In October, popular Latina actress Gina Rodriguez filmed herself getting her hair and makeup done while singing along to a Fugees song and she posted the video on her Instagram story. In the video, Rodriguez clearly says the n-word and promptly giggles right after as if it’s all a joke.
Given Rodriguez’s continuous erasure of Afro-Latinx people and anti-black rhetoric, this shouldn’t be surprising. However, Rodriguez stars on one of the most popular Latinx-led shows: “Jane the Virgin.” Therefore, she’s setting an example for millions.
Rodriguez has been outspoken about the need for more Latinx diversity in media, but she rarely advocates for representation of Afro-Latinx people or praises Afro-Latinx actors like Lupita Nyong’o, who recently starred in “Us” and “Black Panther.” In Rodriguez’s mind, like in many, the concept of “Latinidad” (the identification with various Latin American attributes) is one focused on white or mestizo (mixed) Latinx people at the expense of black and indigenous people.
She cannot fathom an expression of Latinx culture that’s not tied to the white or mestizo Latinx experience. Latinidad is rooted in exclusivity and the glorification of cisgender, straight and mestizo men and women; these are the models for Latinidad.
Although Latinidad is positioned as an all-inclusive cultural identity, whiteness is at its center. You cannot have an identity that claims to unite millions of people under one term and identity yet fails to recognize persecution and discrimination of black and indigenous people. Not only is Latinidad complicit in maintaining the privilege white and mestizo Latinxs have over black and indigenous people, but it erases and flattens other identities in favor of a monolithic singular one.
Latinidad originates from colonization, from the enslavement and degradation of black and indigenous people in the colonial caste system. Advancements and civil rights in this system were determined based on racial appearance. Black people were at the bottom of the system, with indigenous people slightly above them and white Spaniards at the top of the racial hierarchy.
The Latinidad we see today is shaped by this system; it’s defined by the dominion of white Spanish culture over black and indigenous ones. The forced mixture of these cultures should not be praised but recognized for the violence it is. It’s resulted in the destruction and erosion of various African and indigenous cultures — this is nothing to be celebrated.
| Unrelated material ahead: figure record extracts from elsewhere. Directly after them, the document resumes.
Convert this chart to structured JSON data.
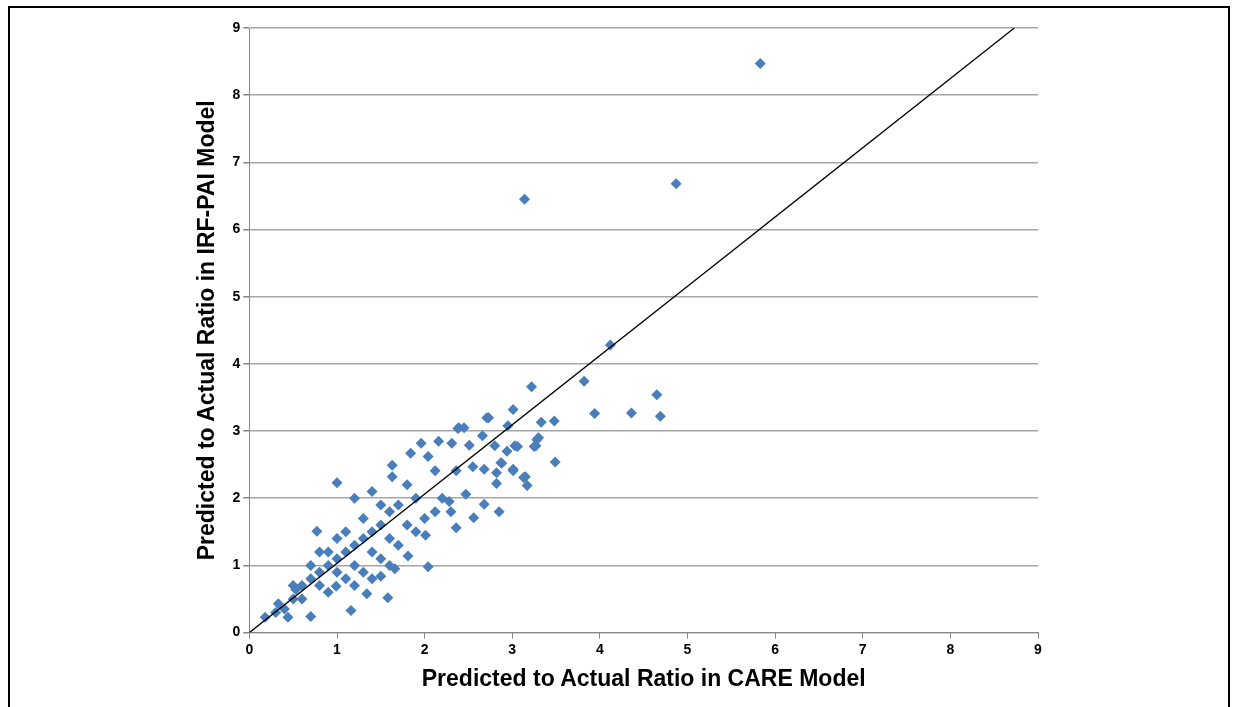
{
  "chart_data": {
    "type": "scatter",
    "xlabel": "Predicted to Actual Ratio in CARE Model",
    "ylabel": "Predicted to Actual Ratio in IRF-PAI Model",
    "xlim": [
      0,
      9
    ],
    "ylim": [
      0,
      9
    ],
    "xticks": [
      0,
      1,
      2,
      3,
      4,
      5,
      6,
      7,
      8,
      9
    ],
    "yticks": [
      0,
      1,
      2,
      3,
      4,
      5,
      6,
      7,
      8,
      9
    ],
    "grid": "y",
    "legend": false,
    "marker": "diamond",
    "series": [
      {
        "color": "#4a7ebb",
        "x": [
          5.83,
          4.87,
          3.14,
          4.12,
          3.82,
          3.22,
          4.65,
          3.94,
          4.36,
          4.69,
          3.48,
          3.33,
          3.01,
          2.73,
          2.95,
          3.25,
          3.49,
          3.13,
          3.17,
          2.82,
          2.85,
          3.28,
          2.38,
          2.45,
          0.18,
          0.7,
          1.16,
          1.58,
          2.04,
          1.0,
          0.77,
          2.68,
          2.56,
          2.36,
          2.71,
          2.39,
          1.96,
          1.84,
          1.63,
          1.63,
          2.16,
          2.31,
          2.51,
          2.66,
          2.8,
          3.06,
          2.88,
          3.01,
          2.55,
          2.36,
          2.12,
          2.04,
          2.47,
          2.28,
          2.12,
          2.01,
          1.81,
          1.66,
          1.5,
          1.34,
          0.99,
          0.44,
          0.33,
          0.53,
          0.5,
          0.6,
          0.7,
          0.8,
          0.9,
          1.0,
          1.1,
          1.2,
          1.3,
          1.4,
          1.5,
          1.6,
          1.7,
          0.6,
          0.8,
          1.0,
          1.2,
          1.4,
          1.6,
          1.8,
          0.5,
          0.7,
          0.9,
          1.1,
          1.3,
          1.5,
          1.2,
          1.4,
          1.0,
          0.8,
          1.3,
          1.5,
          1.7,
          1.9,
          1.1,
          0.9,
          1.9,
          2.0,
          1.8,
          2.2,
          2.3,
          1.6,
          1.4,
          1.2,
          0.4,
          0.3,
          3.3,
          3.27,
          3.03,
          2.94,
          2.87,
          2.68,
          3.15,
          2.82,
          3.01
        ],
        "values": [
          8.47,
          6.68,
          6.45,
          4.28,
          3.74,
          3.66,
          3.54,
          3.26,
          3.27,
          3.22,
          3.15,
          3.13,
          3.32,
          3.2,
          3.08,
          2.77,
          2.54,
          2.31,
          2.19,
          2.22,
          1.8,
          2.87,
          3.04,
          3.05,
          0.23,
          0.24,
          0.33,
          0.52,
          0.98,
          2.23,
          1.51,
          1.91,
          1.71,
          1.56,
          3.2,
          3.05,
          2.82,
          2.67,
          2.49,
          2.32,
          2.85,
          2.82,
          2.79,
          2.93,
          2.78,
          2.77,
          2.52,
          2.41,
          2.47,
          2.41,
          2.41,
          2.62,
          2.06,
          1.95,
          1.8,
          1.45,
          1.14,
          0.95,
          0.84,
          0.58,
          0.69,
          0.23,
          0.43,
          0.64,
          0.5,
          0.7,
          0.8,
          0.9,
          1.0,
          1.1,
          1.2,
          1.3,
          1.4,
          1.5,
          1.6,
          1.8,
          1.9,
          0.5,
          0.7,
          0.9,
          1.0,
          1.2,
          1.4,
          1.6,
          0.7,
          1.0,
          1.2,
          1.5,
          1.7,
          1.9,
          2.0,
          2.1,
          1.4,
          1.2,
          0.9,
          1.1,
          1.3,
          1.5,
          0.8,
          0.6,
          2.0,
          1.7,
          2.2,
          2.0,
          1.8,
          1.0,
          0.8,
          0.7,
          0.35,
          0.3,
          2.9,
          2.78,
          2.78,
          2.7,
          2.53,
          2.43,
          2.32,
          2.38,
          2.43
        ]
      },
      {
        "type": "line",
        "color": "#000000",
        "marker": "none",
        "x": [
          0,
          8.73
        ],
        "values": [
          0,
          9
        ]
      }
    ]
  }
}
It’s quite ironic that African and indigenous cultures have made tremendous contributions to what’s considered to be Latinx culture yet they aren’t centered in Latinidad; our culture constantly encourages the attainment of whiteness. The concept of “adelantando la raza” (advancing the race) is based on upholding whiteness as superior, better and purer.
If Latinidad is meant for all, why the degradation of black and brown skin? Our telenovelas are filled with light-skinned faces, while black and indigenous people are relegated to subservient roles or not represented at all. There are so many Latinx people who are ashamed to identify as black or indigenous. They would rather say they’re mestizo or mixed in order to fit into a narrow and racist definition of Latinidad.
As Alán Pelaez Lopez, an Afro-Indigenous writer, said, “Latinidad is a calculated weapon to the logic of white supremacy. White Latinxs have made sure that they control the narrative of ‘latinidad’ to ensure that non-white Latinxs remain in positions of subjugation as to not interrupt the ongoing structures of settler-colonialism in the Americas and the Caribbean. If you believe in ‘latinidad’ as unifying, what is your destination?”
The structure of Latinidad needs to be dismantled, and if it’s rebuilt, it needs to be led by black and indigenous Latinx people. As Latinx people, we must acknowledge the prevalent racism and exclusion of Afro-Latinx and indigenous people within our culture.
I benefit from the structure of Latinidad. I and other mestizos, and white Latinx people, need to act in solidarity to dismantle the structure of Latinidad.
Anais Rivero PZ ’22 is a second generation Cuban from Miami, Florida. She’s interested in politics and Latin American studies. She hopes her grandmother’s beloved telenovelas will someday feature people who actually look like her.